Bunlar her zaman adım dışı hisseden ve içerdiği hissetmek ve sadece biraz farklı olmaktan kaynaklanan acıyı uyuşturmak için yollar arayan çocuklar. Çok sayıda ebeveyn-öğretmen konferansı ve Bireysel aracılığıyla hıçkırık hakkında hikayeler gönderiyoruz Eğitim Planı toplantıları - çocuklarımız sürekli akademik konaklama ve özel öğrenim gerektirir stratejileri. Çocuklarımızın ihtiyaç duydukları desteği almasını sağlamak için okulla çalışmak neredeyse tam zamanlı bir iştir. Çocuklarımızı bu şekilde yapan her şeyle hediye etmek için hissettiğimiz suçluluk duygusunu birbirimize atarken kendimizi suçluyoruz.
Bana ilk gözlerini kırptığında, sulu gözler genişçe açıldı ve şaşkınlıkla dolu, sanırım vücudunu lekeleyen endişeli kanım, ikimiz sonsuza kadar bağlandı. Kendi suçluluğum karışık gelgitler gibi yükseliyor ve düşüyor. Yaratıcılığını ve sergilediği merhameti canlandırdığım günler var - hem bakkalın dışındaki evsiz adam hem de küçük bükülmüş otobüs için karıştırılan yaşlı kadın onu neredeyse gözyaşlarına getiriyor - ve dilediğim için kendimden nefret ettiğim günler, karıncalanan kısımlarını silebilirdim ve canını yakmak. Onu ne kadar yakın ve ne kadar tutabileceğimi merak ediyorum.
Biz anneler garip oğullarımızı birlikte düşünüyoruz, her biri eşsiz ve kusurlu ve tamamen sevgili.
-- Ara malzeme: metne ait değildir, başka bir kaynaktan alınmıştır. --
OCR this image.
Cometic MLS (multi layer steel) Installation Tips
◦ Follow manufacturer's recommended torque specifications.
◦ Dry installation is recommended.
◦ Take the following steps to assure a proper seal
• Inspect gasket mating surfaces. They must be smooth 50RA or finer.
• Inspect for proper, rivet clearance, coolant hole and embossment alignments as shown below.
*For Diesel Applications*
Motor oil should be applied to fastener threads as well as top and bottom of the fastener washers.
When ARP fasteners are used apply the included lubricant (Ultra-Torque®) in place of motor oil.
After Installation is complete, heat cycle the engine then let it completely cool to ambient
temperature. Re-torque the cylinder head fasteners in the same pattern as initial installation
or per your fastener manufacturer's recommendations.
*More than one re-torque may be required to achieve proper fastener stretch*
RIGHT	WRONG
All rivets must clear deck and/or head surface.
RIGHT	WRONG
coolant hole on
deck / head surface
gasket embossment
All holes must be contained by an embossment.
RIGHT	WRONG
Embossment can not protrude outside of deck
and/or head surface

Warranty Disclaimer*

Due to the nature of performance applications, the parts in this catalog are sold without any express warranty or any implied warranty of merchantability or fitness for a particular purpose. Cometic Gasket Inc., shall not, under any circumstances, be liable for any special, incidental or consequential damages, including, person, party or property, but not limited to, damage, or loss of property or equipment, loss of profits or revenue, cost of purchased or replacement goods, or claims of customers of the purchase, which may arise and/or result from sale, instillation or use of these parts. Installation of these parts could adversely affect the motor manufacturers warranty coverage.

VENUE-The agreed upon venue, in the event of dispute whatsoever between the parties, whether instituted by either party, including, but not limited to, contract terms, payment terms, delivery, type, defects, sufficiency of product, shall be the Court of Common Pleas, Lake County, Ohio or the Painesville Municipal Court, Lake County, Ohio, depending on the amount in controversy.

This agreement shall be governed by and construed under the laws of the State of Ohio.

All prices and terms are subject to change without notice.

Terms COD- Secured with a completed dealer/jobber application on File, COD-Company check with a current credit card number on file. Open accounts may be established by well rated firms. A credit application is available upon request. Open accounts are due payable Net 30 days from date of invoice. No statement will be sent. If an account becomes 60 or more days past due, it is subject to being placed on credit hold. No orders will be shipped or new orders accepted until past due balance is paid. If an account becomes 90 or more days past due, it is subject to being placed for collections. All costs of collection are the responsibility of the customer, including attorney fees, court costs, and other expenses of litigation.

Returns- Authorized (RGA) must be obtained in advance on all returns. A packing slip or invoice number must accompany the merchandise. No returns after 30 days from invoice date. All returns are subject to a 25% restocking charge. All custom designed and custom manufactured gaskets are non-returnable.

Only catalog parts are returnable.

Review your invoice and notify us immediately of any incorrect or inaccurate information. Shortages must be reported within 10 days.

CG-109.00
Tekila içiyoruz ve mutlu olacakları umudunu mırıldanıyoruz ve tamam. Nefesimiz havayı masadaki mumların etrafında hareket ettirdikçe izleriz, böylece alevler titreşir. Diğer masalarda insanlar gülüyor ve sohbet ediyor ve gümüş kaplar tabaklara karşı tıkıyor. Bir an için masamız hala sessiz ve sessiz.
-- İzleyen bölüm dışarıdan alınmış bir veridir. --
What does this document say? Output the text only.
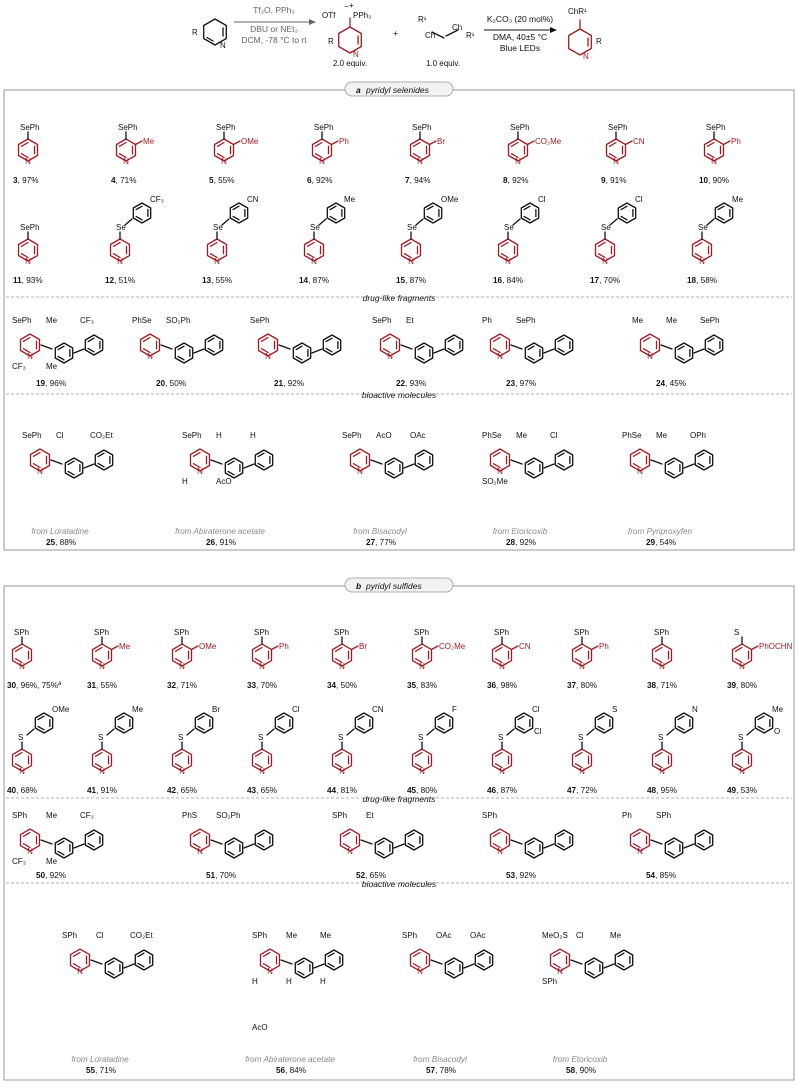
N
R
Tf₂O, PPh₃
DBU or NEt₃
DCM, -78 °C to rt
N
−
OTf
+
PPh₃
R
2.0 equiv.
+
R¹
Ch
Ch
R¹
1.0 equiv.
K₂CO₃ (20 mol%)
DMA, 40±5 °C
Blue LEDs
N
ChR¹
R
a pyridyl selenides
b pyridyl sulfides
drug-like fragments
bioactive molecules
drug-like fragments
bioactive molecules
N
SePh
3, 97%
N
SePh
Me
4, 71%
N
SePh
OMe
5, 55%
N
SePh
Ph
6, 92%
N
SePh
Br
7, 94%
N
SePh
CO₂Me
8, 92%
N
SePh
CN
9, 91%
N
SePh
Ph
10, 90%
N
SePh
11, 93%
N
Se
CF₃
12, 51%
N
Se
CN
13, 55%
N
Se
Me
14, 87%
N
Se
OMe
15, 87%
N
Se
Cl
16, 84%
N
Se
Cl
17, 70%
N
Se
Me
18, 58%
N
SPh
30, 96%, 75%$^a$
N
SPh
Me
31, 55%
N
SPh
OMe
32, 71%
N
SPh
Ph
33, 70%
N
SPh
Br
34, 50%
N
SPh
CO₂Me
35, 83%
N
SPh
CN
36, 98%
N
SPh
Ph
37, 80%
N
SPh
38, 71%
N
S
PhOCHN
39, 80%
N
S
OMe
40, 68%
N
S
Me
41, 91%
N
S
Br
42, 65%
N
S
Cl
43, 65%
N
S
CN
44, 81%
N
S
F
45, 80%
N
S
Cl
Cl
46, 87%
N
S
S
47, 72%
N
S
N
48, 95%
N
S
Me
O
49, 53%
N
SePh Me	CF₃
CF₃	Me
19, 96%
N
PhSe SO₂Ph
20, 50%
N
SePh
21, 92%
N
SePh Et
22, 93%
N
Ph	SePh
23, 97%
N
Me	Me	SePh
24, 45%
N
SePh Cl	CO₂Et
from Loratadine
25, 88%
N
SePh H	H
H	AcO
from Abiraterone acetate
26, 91%
N
SePh AcO OAc
from Bisacodyl
27, 77%
N
PhSe Me	Cl
SO₂Me
from Etoricoxib
28, 92%
N
PhSe Me	OPh
from Pyriproxyfen
29, 54%
N
SPh Me	CF₃
CF₃	Me
50, 92%
N
PhS SO₂Ph
51, 70%
N
SPh Et
52, 65%
N
SPh
53, 92%
N
Ph	SPh
54, 85%
N
SPh Cl	CO₂Et
from Loratadine
55, 71%
N
SPh Me	Me
H	H	H
AcO
from Abiraterone acetate
56, 84%
N
SPh OAc OAc
from Bisacodyl
57, 78%
N
MeO₂S Cl	Me
SPh
from Etoricoxib
58, 90%
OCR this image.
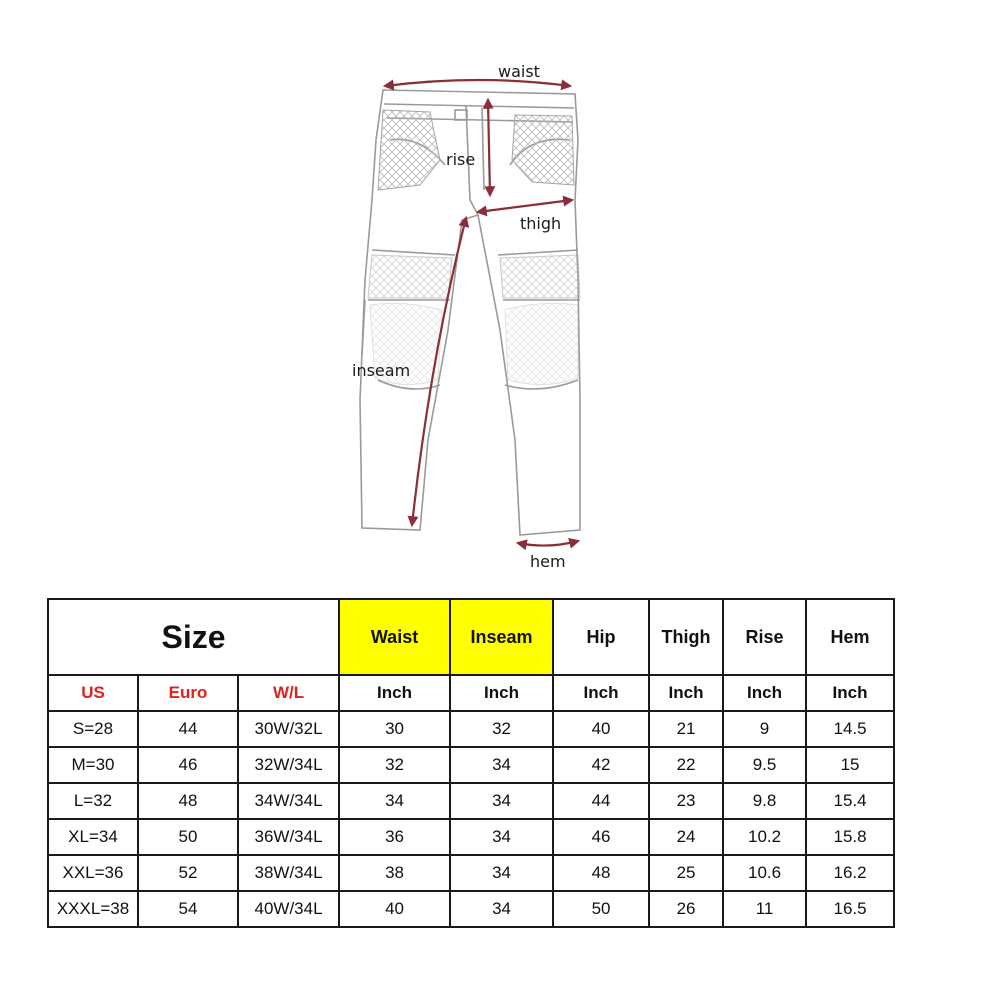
waist
rise
thigh
inseam
hem
Size			Waist	Inseam	Hip	Thigh	Rise	Hem
US	Euro	W/L	Inch	Inch	Inch	Inch	Inch	Inch
S=28	44	30W/32L	30	32	40	21	9	14.5
M=30	46	32W/34L	32	34	42	22	9.5	15
L=32	48	34W/34L	34	34	44	23	9.8	15.4
XL=34	50	36W/34L	36	34	46	24	10.2	15.8
XXL=36	52	38W/34L	38	34	48	25	10.6	16.2
XXXL=38	54	40W/34L	40	34	50	26	11	16.5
İyi ol, biz anneler kendimize ve burada bizimle olmayan oğullarımıza hararetle diliyoruz - umarım, şimdiye kadar yataktalar, çok kısa pijamaları, çete kolları ve bacakları uykuya dalmışlardır. İyi ol, diliyoruz. Lütfen iyi ol.
Bu yayın başlangıçta Buzzfeed'de göründü.
7 Mart 2018 tarihinde güncellendi
1998 yılından bu yana, milyonlarca ebeveyn ve yetişkin ADDitude'un DEHB ve ilgili ruh sağlığı koşullarıyla daha iyi yaşamak için uzman rehberliğine ve desteğine güvenmektedir. Misyonumuz, sağlıklı danışmanlığınız boyunca değişmez bir anlayış ve rehberlik kaynağı olan güvenilir danışmanınız olmaktır.
Ücretsiz bir sorun ve ücretsiz ADDitude e-Kitap alın, ayrıca kapak fiyatından% 42 tasarruf edin.